Absicht im aktuellen Haushaltsentwurf für 2019: Das 15-fache geht an Verteidigung
Diese hehre Absicht ist offensichtlich unter die Räder der Trump’schen Drohungen geraten: Denn in den aktuellen Haushaltsansätzen für 2019 erhält der Verteidigungshaushalt zusätzliche Mittel in Höhe von 4,38 Milliarden Euro. Für den Etat des Entwicklungsministers bleiben gerade mal ein Plus von 295 Millionen Euro. [1]
Bundesentwicklungsminister Gerd Müller (CSU) ist daraufhin heute morgen der Kragen geplatzt: Im Ausschuss für wirtschaftliche Zusammenarbeit und Entwicklung erinnerte er an die „unmissverständliche“ Vereinbarung im Koalitionsvertrag [2]:
Im Rahmen der jährlichen Haushaltsaufstellung ab 2018 bis 2021 wird die Koalition zusätzlich entstehende Haushaltsspielräume prioritär dazu nutzen, neben den Verteidigungsausgaben zugleich die Mittel für Krisenprävention, humanitäre Hilfe, auswärtige Kultur- und Bildungspolitik und Entwicklungszusammenarbeit ausgehend von der Grundlage des 51. Finanzplans angemessen zu erhöhen im Verhältnis von 1:1 beim Verteidigungshaushalt zu Ausgaben im Rahmen der ODA-Quote (Krisenprävention,
humanitäre Hilfe, Auswärtige Kultur- und Bildungspolitik und Entwicklungszusammenarbeit).

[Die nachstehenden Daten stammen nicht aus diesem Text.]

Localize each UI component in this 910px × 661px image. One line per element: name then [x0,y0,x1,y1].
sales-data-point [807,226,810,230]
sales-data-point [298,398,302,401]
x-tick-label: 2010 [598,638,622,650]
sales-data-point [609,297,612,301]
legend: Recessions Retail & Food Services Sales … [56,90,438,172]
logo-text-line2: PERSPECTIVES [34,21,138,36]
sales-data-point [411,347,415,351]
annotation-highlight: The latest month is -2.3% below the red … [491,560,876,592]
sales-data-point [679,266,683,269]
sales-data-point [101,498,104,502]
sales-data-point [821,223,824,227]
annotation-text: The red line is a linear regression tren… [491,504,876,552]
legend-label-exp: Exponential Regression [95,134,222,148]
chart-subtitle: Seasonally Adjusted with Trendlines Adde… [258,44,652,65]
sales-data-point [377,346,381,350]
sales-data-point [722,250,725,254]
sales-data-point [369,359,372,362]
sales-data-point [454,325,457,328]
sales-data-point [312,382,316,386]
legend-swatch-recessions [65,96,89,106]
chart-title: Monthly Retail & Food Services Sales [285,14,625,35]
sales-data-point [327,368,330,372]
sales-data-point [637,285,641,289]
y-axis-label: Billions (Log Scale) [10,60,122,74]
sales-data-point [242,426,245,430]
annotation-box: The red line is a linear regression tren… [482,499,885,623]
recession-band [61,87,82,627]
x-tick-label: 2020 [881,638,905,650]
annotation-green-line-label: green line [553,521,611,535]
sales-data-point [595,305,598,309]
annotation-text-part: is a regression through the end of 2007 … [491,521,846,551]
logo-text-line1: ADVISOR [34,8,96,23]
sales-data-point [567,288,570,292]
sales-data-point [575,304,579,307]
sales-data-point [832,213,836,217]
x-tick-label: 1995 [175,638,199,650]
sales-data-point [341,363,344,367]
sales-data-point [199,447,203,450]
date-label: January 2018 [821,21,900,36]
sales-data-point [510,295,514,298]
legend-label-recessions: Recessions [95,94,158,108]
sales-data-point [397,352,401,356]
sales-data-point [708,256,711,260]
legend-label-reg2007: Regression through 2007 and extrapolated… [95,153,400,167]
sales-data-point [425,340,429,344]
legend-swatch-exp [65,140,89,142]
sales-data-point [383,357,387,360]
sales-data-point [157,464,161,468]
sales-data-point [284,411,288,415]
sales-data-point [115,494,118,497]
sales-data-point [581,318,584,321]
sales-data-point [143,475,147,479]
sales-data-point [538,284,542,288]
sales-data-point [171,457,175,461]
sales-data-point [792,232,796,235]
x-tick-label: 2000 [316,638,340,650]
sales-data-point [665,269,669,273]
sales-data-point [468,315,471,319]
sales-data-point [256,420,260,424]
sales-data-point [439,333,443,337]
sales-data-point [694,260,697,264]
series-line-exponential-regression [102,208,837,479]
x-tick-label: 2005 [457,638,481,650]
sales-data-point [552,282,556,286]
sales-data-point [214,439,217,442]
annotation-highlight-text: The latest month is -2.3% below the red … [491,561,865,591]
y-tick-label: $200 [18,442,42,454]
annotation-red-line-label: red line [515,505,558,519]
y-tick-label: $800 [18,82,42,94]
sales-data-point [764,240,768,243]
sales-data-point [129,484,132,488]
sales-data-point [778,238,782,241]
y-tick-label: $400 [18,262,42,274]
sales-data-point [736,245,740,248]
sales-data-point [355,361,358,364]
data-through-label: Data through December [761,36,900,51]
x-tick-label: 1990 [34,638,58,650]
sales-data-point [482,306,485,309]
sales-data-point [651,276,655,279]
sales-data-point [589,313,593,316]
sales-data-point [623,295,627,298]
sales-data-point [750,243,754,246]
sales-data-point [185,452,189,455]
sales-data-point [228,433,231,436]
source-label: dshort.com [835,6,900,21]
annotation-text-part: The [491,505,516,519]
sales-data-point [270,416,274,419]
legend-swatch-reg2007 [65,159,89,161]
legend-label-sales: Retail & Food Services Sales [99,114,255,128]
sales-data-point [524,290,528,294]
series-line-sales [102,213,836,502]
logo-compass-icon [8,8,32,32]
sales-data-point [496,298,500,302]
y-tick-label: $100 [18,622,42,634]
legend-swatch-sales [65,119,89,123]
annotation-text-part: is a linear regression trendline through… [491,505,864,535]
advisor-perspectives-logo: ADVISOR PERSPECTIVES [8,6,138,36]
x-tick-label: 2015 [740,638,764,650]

Diese Erhöhungen dienen der Schließung von Fähigkeitslücken der Bundeswehr und der Stärkung der europäischen Zusammenarbeit im Verteidigungsbereich wie auch gleichermaßen der Stärkung der zivilen Instrumente der Außenpolitik und Entwicklungszusammenarbeit im Rahmen einer umfassenden gemeinsamen Friedens- und Sicherheitspolitik. Deutschland wird verbindlich mit dieser Haushaltspolitik und der Koppelung von Verteidigungsausgaben und ODA-quotenfähigen Ausgaben sowohl dem Zielkorridor der Vereinbarungen in der NATO folgen als auch den internationalen Verpflichtungen zur weiteren Steigerung der ODA-Quote nachkommen, deren beider Absinken bereits 2018 verhindert werden muss.

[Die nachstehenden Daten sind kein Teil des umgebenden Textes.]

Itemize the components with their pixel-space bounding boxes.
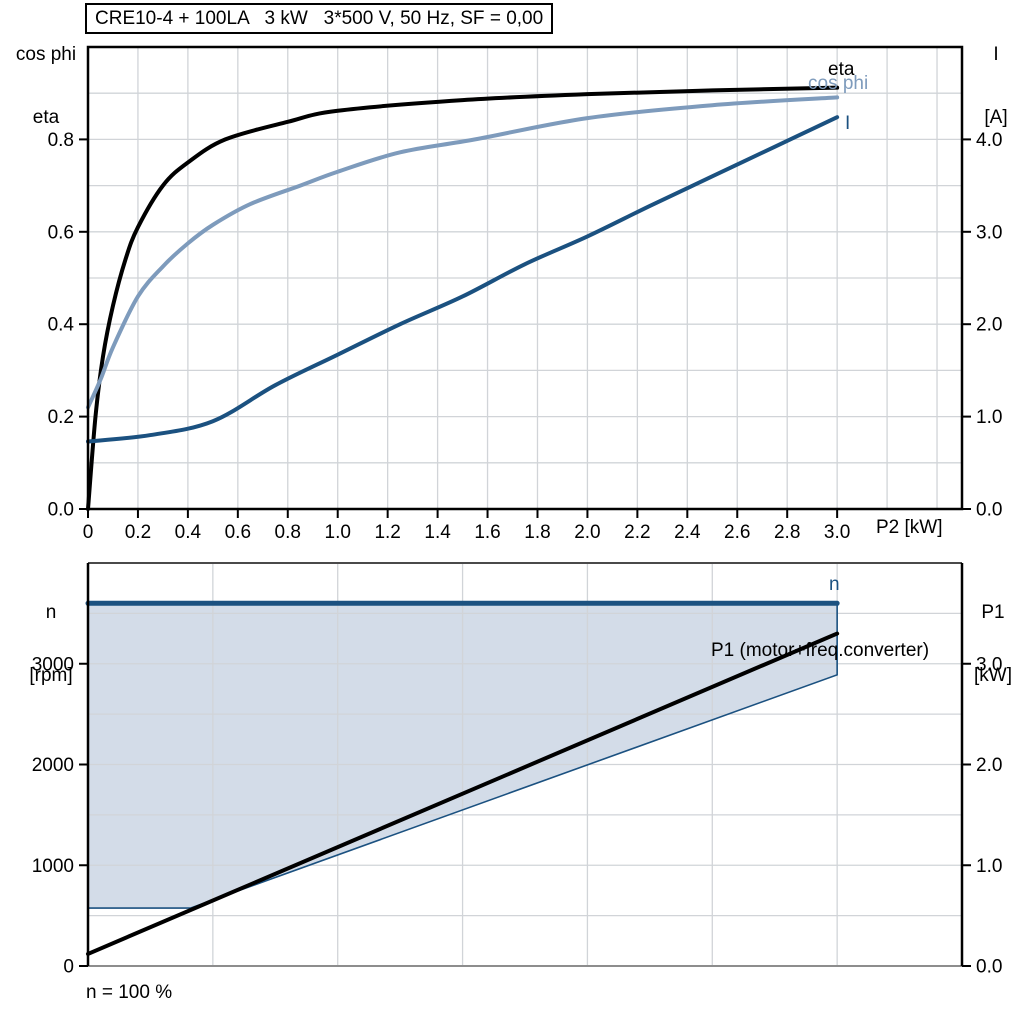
axis-title-cos-phi: cos phi — [15, 44, 77, 65]
x-tick-label: 0.6 — [225, 522, 251, 543]
axis-title-eta: eta — [32, 107, 60, 128]
x-tick-label: 0 — [83, 522, 94, 543]
x-tick-label: 2.0 — [574, 522, 600, 543]
operating-range-border — [88, 603, 838, 909]
left-tick-label: 2000 — [32, 755, 74, 776]
x-tick-label: 0.2 — [125, 522, 151, 543]
left-tick-label: 0.4 — [48, 315, 75, 336]
right-tick-label: 0.0 — [976, 957, 1002, 978]
top-left-axis-title: cos phi eta — [4, 2, 88, 170]
x-tick-label: 1.4 — [424, 522, 451, 543]
axis-title-rpm-unit: [rpm] — [29, 665, 73, 686]
curve-label-p1-motor-freq-converter: P1 (motor+freq.converter) — [711, 640, 930, 661]
curve-label-eta: eta — [828, 59, 855, 80]
bottom-right-axis-title: P1 [kW] — [964, 560, 1022, 728]
series-cos-phi — [86, 95, 840, 410]
axis-title-kw-unit: [kW] — [974, 665, 1012, 686]
axis-title-P1: P1 — [981, 602, 1005, 623]
x-tick-label: 2.8 — [774, 522, 800, 543]
x-tick-label: 0.8 — [275, 522, 301, 543]
x-tick-label: 0.4 — [175, 522, 202, 543]
x-tick-label: 2.4 — [674, 522, 701, 543]
x-tick-label: 2.2 — [624, 522, 650, 543]
top-right-axis-title: I [A] — [972, 2, 1020, 170]
axis-title-amps-unit: [A] — [984, 107, 1008, 128]
right-tick-label: 4.0 — [976, 130, 1002, 151]
axis-title-I: I — [993, 44, 999, 65]
left-tick-label: 0 — [63, 957, 74, 978]
speed-caption: n = 100 % — [86, 982, 173, 1003]
left-tick-label: 0.8 — [48, 130, 74, 151]
curve-label-current: I — [845, 113, 851, 134]
top-chart-canvas: 0 0.2 0.4 0.6 0.8 1.0 1.2 1.4 1.6 1.8 2.0 2.2 2.4 2.6… — [48, 45, 1002, 543]
plot-frame — [86, 45, 964, 511]
x-tick-label: 1.8 — [524, 522, 550, 543]
right-tick-label: 0.0 — [976, 500, 1002, 521]
x-axis-title: P2 [kW] — [876, 517, 943, 538]
chart-title: CRE10-4 + 100LA 3 kW 3*500 V, 50 Hz, SF … — [85, 3, 554, 34]
x-tick-label: 2.6 — [724, 522, 750, 543]
series-current — [86, 115, 840, 444]
series-p1-motor-freq-converter — [86, 631, 840, 956]
right-tick-label: 3.0 — [976, 654, 1002, 675]
curve-label-cos-phi: cos phi — [808, 73, 869, 94]
left-tick-label: 1000 — [32, 856, 74, 877]
bottom-chart-canvas: 0 1000 2000 3000 0.0 1.0 2.0 3.0 — [32, 562, 1002, 978]
x-tick-label: 1.2 — [374, 522, 400, 543]
bottom-left-axis-title: n [rpm] — [14, 560, 88, 728]
x-tick-label: 1.0 — [325, 522, 351, 543]
axis-title-n: n — [45, 602, 57, 623]
left-tick-label: 0.6 — [48, 222, 74, 243]
right-tick-label: 2.0 — [976, 755, 1002, 776]
left-tick-label: 0.0 — [48, 500, 74, 521]
right-tick-label: 2.0 — [976, 315, 1002, 336]
left-tick-label: 3000 — [32, 654, 74, 675]
x-tick-label: 3.0 — [824, 522, 850, 543]
right-tick-label: 1.0 — [976, 407, 1002, 428]
curve-label-speed: n — [829, 574, 840, 595]
right-tick-label: 1.0 — [976, 856, 1002, 877]
left-tick-label: 0.2 — [48, 407, 74, 428]
right-tick-label: 3.0 — [976, 222, 1002, 243]
x-tick-label: 1.6 — [474, 522, 500, 543]
series-eta — [86, 85, 840, 511]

International zugesagte ODA-Quote von 0,7 Prozent noch nie eingehalten
Die Bundesregierung hat international schon seit (spätestens) 2000 zugesagt, pro Jahr 0,7 Prozent des Bruttonationaleinkommens für Entwicklungshilfe (a) auszugeben. Erreicht wurde dieser Anteil, die so genannte „ODA-Quote“, allerdings noch nie [A]. Minister Müller fordert nun eine „Unterstützungsmilliarde“ für sein Haus. Damit könnte verhindert werden, dass die Quote von derzeit 0,51% auf 0,48 Prozent absackt.

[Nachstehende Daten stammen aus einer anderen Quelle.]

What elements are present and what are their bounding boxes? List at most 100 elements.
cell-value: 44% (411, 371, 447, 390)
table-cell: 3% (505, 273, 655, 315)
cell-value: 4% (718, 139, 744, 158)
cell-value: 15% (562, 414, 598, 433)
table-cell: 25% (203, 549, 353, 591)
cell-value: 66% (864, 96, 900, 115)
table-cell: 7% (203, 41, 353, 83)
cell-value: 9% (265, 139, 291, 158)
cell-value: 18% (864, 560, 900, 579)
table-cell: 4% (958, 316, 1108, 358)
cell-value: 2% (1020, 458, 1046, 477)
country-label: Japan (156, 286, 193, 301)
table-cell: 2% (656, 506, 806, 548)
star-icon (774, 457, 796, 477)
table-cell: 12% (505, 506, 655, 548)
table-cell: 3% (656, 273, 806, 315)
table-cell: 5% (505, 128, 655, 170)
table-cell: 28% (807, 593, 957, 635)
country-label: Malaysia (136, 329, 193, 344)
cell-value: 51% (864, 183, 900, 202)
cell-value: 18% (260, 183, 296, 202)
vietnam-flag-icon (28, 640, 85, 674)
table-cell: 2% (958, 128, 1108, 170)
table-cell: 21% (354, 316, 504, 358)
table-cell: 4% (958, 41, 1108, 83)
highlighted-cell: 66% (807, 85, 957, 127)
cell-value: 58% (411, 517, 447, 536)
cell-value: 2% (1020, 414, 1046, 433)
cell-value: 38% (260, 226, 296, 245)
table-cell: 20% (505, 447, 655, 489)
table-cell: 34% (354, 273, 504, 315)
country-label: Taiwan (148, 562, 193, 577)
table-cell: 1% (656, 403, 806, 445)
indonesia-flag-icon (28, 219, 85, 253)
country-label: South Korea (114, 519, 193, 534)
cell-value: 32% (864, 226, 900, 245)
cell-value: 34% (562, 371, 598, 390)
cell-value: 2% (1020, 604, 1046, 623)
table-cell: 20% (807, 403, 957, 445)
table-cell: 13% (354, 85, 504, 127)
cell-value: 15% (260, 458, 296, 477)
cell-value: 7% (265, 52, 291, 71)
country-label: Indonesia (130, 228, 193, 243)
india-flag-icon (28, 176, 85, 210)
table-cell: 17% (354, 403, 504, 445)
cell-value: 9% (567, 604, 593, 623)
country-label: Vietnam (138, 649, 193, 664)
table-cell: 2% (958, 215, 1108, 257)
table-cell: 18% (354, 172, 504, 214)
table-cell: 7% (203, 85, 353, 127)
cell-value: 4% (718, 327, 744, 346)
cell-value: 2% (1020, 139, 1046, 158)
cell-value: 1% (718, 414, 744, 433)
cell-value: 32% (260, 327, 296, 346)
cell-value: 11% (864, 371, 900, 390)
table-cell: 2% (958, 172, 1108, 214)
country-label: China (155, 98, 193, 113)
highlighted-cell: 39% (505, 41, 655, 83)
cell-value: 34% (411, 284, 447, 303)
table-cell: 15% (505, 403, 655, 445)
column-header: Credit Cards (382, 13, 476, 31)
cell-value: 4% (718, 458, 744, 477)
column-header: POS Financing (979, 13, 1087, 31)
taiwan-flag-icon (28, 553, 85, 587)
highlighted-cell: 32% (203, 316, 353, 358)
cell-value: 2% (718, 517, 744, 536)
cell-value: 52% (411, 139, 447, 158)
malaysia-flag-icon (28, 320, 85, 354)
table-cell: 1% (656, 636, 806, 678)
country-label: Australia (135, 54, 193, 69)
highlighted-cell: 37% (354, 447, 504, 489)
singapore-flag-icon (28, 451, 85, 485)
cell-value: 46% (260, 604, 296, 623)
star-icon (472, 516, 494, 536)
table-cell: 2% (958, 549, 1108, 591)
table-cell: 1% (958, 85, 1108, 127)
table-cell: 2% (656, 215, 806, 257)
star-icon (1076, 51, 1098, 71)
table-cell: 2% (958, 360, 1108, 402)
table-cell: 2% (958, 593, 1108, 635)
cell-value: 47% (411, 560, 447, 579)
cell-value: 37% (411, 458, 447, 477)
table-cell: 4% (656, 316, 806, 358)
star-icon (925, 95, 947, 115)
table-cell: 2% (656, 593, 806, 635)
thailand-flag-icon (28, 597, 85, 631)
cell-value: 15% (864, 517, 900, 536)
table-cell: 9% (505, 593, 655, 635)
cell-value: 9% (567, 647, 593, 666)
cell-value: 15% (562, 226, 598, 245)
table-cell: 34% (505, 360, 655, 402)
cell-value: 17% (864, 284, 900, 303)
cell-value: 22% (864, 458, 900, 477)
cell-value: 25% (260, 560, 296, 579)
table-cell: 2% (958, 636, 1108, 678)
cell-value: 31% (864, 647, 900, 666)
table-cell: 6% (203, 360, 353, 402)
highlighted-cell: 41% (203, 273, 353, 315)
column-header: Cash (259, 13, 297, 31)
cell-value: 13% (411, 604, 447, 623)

Übrigens: Vor genau drei Jahren, am 25.09.2016 hat Bundeskanzlerin Merkel bei der Eröffnung des UN-Gipfels zur Verabschiedung der Agenda 2030 für nachhaltige Entwicklung vollmundig versprochen [3]: „Deutschland steht zu der Verpflichtung, 0,7 Prozent des Bruttoinlandsprodukts für Entwicklungshilfe einzusetzen.“ Doch das war wohl, genauso wie die Absichtserklärung im Koalitionsvertrag, nur ein leeres Versprechen.
Sind Mittel für Entwicklungshilfe wirklich Almosen?!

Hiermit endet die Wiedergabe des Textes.